Efficiency is such a broad issue that any area of the lab could have small (or huge) efficiency problems. To weed these issues out, you need to be aware of how all processes are being carried out and then evaluate how successful they are. Some of the usual inefficiency-related problems are wasted motion, overproduction, transportation, waiting, defects, inventory, and overprocessing.
Fixing these issues requires careful analysis, as well as developing an automated approach that addresses the most common inefficiency problems and neutralizes them. An automated workflow solution can be useful as it helps organizations by clearly showing where the hold-ups in the process are.
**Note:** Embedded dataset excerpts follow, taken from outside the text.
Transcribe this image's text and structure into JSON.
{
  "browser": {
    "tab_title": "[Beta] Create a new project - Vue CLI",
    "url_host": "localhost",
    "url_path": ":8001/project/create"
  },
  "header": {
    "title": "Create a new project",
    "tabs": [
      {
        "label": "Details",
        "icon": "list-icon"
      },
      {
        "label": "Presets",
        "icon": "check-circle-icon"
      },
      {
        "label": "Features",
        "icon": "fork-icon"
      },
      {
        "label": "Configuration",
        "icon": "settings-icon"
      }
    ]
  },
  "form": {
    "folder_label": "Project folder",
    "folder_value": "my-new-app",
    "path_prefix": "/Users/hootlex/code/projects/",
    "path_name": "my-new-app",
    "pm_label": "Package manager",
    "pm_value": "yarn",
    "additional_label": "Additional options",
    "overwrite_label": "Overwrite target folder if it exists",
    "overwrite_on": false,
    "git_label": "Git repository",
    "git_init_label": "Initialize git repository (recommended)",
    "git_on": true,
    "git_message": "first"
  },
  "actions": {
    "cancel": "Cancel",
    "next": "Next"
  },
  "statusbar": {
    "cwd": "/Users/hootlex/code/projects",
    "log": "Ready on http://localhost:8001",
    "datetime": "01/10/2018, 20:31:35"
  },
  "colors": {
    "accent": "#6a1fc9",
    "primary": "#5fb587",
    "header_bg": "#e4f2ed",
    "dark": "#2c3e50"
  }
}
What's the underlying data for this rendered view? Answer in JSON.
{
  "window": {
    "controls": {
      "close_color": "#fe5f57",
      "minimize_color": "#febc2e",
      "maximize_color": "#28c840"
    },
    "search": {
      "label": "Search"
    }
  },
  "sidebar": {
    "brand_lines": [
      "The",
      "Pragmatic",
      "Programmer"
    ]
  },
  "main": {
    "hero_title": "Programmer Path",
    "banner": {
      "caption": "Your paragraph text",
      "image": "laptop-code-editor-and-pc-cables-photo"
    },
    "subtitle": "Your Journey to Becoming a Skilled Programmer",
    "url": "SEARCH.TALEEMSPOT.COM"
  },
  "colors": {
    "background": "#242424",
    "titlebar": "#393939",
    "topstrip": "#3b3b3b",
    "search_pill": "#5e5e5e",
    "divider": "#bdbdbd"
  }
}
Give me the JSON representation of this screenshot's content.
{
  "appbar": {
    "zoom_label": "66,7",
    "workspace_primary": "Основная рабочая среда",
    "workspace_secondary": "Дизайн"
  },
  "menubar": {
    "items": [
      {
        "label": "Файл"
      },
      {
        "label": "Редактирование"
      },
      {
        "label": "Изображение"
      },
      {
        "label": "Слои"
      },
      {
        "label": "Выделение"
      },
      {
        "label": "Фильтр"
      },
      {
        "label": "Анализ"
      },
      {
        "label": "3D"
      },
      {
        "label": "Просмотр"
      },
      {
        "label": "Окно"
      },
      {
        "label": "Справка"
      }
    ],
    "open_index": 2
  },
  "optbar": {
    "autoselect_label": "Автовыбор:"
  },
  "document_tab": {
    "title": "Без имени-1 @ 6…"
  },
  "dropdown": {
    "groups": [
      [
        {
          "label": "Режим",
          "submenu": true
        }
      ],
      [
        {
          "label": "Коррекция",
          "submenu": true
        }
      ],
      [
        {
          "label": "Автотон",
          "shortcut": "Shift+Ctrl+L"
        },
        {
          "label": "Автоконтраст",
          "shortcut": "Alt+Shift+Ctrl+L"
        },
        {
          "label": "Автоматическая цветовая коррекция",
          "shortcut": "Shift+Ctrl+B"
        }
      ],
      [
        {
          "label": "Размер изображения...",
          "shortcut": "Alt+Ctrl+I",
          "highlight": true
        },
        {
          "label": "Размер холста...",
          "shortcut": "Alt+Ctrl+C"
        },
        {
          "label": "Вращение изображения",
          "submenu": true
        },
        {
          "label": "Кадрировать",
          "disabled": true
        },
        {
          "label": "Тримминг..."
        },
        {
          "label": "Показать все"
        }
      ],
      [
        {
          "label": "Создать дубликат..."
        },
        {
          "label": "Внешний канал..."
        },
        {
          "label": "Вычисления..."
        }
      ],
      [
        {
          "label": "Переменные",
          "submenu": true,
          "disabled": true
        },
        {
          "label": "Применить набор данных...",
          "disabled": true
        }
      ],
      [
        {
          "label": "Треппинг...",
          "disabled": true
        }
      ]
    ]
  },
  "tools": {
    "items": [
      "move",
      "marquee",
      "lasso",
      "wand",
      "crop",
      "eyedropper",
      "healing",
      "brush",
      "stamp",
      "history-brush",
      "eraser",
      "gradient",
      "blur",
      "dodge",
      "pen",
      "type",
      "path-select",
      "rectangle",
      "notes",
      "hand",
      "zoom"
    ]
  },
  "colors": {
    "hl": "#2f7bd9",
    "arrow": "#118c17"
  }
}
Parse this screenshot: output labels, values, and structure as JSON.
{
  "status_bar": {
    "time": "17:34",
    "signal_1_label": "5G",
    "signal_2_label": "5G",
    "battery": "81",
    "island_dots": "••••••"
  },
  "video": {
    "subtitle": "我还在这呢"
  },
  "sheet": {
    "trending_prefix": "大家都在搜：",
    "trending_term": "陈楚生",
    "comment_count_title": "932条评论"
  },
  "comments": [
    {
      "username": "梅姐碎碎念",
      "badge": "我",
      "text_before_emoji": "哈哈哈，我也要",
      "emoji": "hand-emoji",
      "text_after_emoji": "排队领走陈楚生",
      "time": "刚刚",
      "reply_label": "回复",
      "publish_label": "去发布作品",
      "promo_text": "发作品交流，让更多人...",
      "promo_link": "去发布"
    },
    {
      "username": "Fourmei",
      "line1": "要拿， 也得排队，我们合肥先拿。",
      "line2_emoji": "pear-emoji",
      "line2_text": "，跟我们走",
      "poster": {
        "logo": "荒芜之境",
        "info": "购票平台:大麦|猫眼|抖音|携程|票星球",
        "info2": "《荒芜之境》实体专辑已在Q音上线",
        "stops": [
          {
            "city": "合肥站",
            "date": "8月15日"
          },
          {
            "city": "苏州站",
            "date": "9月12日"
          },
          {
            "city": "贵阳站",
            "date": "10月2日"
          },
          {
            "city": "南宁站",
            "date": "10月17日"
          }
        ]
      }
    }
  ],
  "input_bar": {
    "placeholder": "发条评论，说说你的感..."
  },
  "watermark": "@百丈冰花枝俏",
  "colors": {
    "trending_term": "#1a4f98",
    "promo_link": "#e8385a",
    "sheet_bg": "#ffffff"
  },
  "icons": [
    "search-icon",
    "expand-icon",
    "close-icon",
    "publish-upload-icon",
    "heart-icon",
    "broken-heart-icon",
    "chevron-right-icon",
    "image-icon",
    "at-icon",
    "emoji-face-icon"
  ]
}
While accuracy and efficiency are essential, speed is the one aspect of achieving Operational Excellence that seals the deal. By developing a streamlined process that ensures logistics are reliable and that specimens are accurately labeled, it’s possible to speed up the process. It helps clinicians begin patient care and treatment faster.
As you level the load and drive flow, you ensure that samples that arrive are tested as quickly as possible. Once you manage to consistently keep work flowing through the lab by leveling workload, and reducing throughput time doing so, you’ll manage to improve the speed of the entire process.
Achieving Operational Excellence by improving the efficiency, speed, and accuracy of lab processes has the added benefit of also making them compliant and creating a better-quality assurance system. The ultimate goal of a lab when it comes to ensuring quality, as well as Operational Excellence, is to eliminate errors and create a reliable process. It is naturally in line with FDA expectations and best practices of the industry. Using QMS solutions with workflow automation and the ability to work in different modules helps quality assurance and brings it up to OE standards.
With Intellect QMS solutions, your lab can operate at the highest level of speed, efficiency, and accuracy. It ensures you’ll be able to both reach Operational Excellence and maximize quality assurance standards with careful implementation of industry best practices through QMS.
Implementing a QMS in the laboratory is essential to providing quality test results and patient care and is a requirement for passing and maintaining laboratory accreditation in the U.S. under CLIA regulations.